As I mentioned yesterday, Disney princesses are the primary idols for young girls in American society. These princesses, though, are forever inscribed within the male hierarchy, as they lack female role models themselves and are only saved from their often pitiable conditions by kisses from princes. What does it do to our daughters to continually expose them to the themes of impotent motherhood and male saviors?

How to be a princess

Leave a comment

What you’ll need: royal bloodline and/or royal boyfriend, tiara

Songlist: I Wanna Be Your Lover by Prince, ABBA’s Dancing Queen

Further reading: Knit Your Own Royal Wedding, Meg Cabot’s The Princess Diaries

The American Dream, as marketed to little girls

Ah, the irony of American girlhood.
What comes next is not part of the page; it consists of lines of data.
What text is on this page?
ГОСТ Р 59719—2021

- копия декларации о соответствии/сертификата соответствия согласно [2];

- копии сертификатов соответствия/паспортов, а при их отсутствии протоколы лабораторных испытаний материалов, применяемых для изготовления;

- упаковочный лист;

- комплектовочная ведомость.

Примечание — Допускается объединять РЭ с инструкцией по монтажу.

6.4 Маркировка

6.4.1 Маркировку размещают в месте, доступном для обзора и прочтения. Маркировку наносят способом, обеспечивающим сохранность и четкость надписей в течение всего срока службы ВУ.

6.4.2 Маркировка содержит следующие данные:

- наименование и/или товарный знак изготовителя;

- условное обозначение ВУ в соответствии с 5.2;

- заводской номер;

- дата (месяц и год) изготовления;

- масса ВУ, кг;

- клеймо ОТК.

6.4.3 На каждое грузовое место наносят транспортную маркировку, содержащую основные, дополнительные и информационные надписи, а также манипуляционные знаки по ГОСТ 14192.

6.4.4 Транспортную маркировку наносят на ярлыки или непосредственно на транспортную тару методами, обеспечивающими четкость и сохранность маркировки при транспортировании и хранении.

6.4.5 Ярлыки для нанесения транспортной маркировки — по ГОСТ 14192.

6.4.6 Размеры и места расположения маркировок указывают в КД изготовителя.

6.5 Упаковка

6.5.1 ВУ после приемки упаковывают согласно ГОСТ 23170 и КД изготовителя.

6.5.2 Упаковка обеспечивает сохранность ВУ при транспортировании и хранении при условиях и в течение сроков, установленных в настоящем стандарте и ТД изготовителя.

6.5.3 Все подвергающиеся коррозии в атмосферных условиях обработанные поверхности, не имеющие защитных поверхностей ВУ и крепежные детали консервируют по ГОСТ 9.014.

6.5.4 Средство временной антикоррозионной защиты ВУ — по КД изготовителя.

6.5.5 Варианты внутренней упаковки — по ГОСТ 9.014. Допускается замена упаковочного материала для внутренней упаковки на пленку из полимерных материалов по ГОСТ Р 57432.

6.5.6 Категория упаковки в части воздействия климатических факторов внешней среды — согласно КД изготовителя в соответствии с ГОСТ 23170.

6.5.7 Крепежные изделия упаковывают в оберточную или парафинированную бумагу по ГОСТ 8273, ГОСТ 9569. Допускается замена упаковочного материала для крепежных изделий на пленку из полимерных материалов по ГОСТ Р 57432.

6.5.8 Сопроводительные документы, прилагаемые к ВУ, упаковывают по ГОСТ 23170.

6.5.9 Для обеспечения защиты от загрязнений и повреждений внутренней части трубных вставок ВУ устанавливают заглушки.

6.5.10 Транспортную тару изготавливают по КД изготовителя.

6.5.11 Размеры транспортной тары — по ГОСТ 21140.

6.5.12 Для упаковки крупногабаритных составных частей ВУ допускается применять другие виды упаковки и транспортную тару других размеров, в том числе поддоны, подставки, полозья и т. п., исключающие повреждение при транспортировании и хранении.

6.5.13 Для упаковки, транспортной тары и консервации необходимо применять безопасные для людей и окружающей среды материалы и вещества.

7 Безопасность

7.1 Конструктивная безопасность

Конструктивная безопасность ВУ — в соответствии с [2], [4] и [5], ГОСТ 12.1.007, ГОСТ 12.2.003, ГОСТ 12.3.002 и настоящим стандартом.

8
We are born into a capitalist democracy without need for actual princesses, yet our only role models are fictional Disney princesses. Cinderella and Belle, a maid and a bookish daughter of a poor inventor, respectively, are our paragons of upward mobility. The American Dream is strong in the hearts of young girls: we believe in the possibility of wild prosperity and success, just so long as the right prince falls in love with us.

I had a princess birthday party when I turned 6. My friends wore their princess dresses (we all had them), we watched “Sleeping Beauty,” and we played the board game Pretty Pretty Princess. The princess impulse continued through junior high: at 13 I wore my mother’s lovely, poofy-shouldered bridesmaid’s dress for Halloween and had a raging crush on Prince William.

When I confessed this crush to a friend, she sneered. You’re a commoner, she told me. And you’re American. Prince William has to marry a royal British girl (she was almost right). I was devastated at this news, but kept up hope: didn’t Disney movies teach me that love could overcome obstacles? A kinder friend of mine assured me that if things didn’t work out with Wills he would propose marriage: his family is from Palau and he is something like tenth in line for the Palauan throne.

My future Prince Charming

That friend and I have fallen out of touch (and Facebook tells me he’s got a seven-year-old daughter), Prince William is getting married on Friday, and Prince Harry is a royal cad, but maybe all hope is not yet lost. The Gloss has a helpful guide to still-eligible princes of the world and I must say that Sheik Hamdan bin Mohammed bin Rashid al Maktoum looks like a real catch. He’s the next Emir of Dubai and he’s a poet. Now that I think about it, Jasmine is the only Disney princess with a tiger for a best friend. So long American Dream, hello Arabian Dream.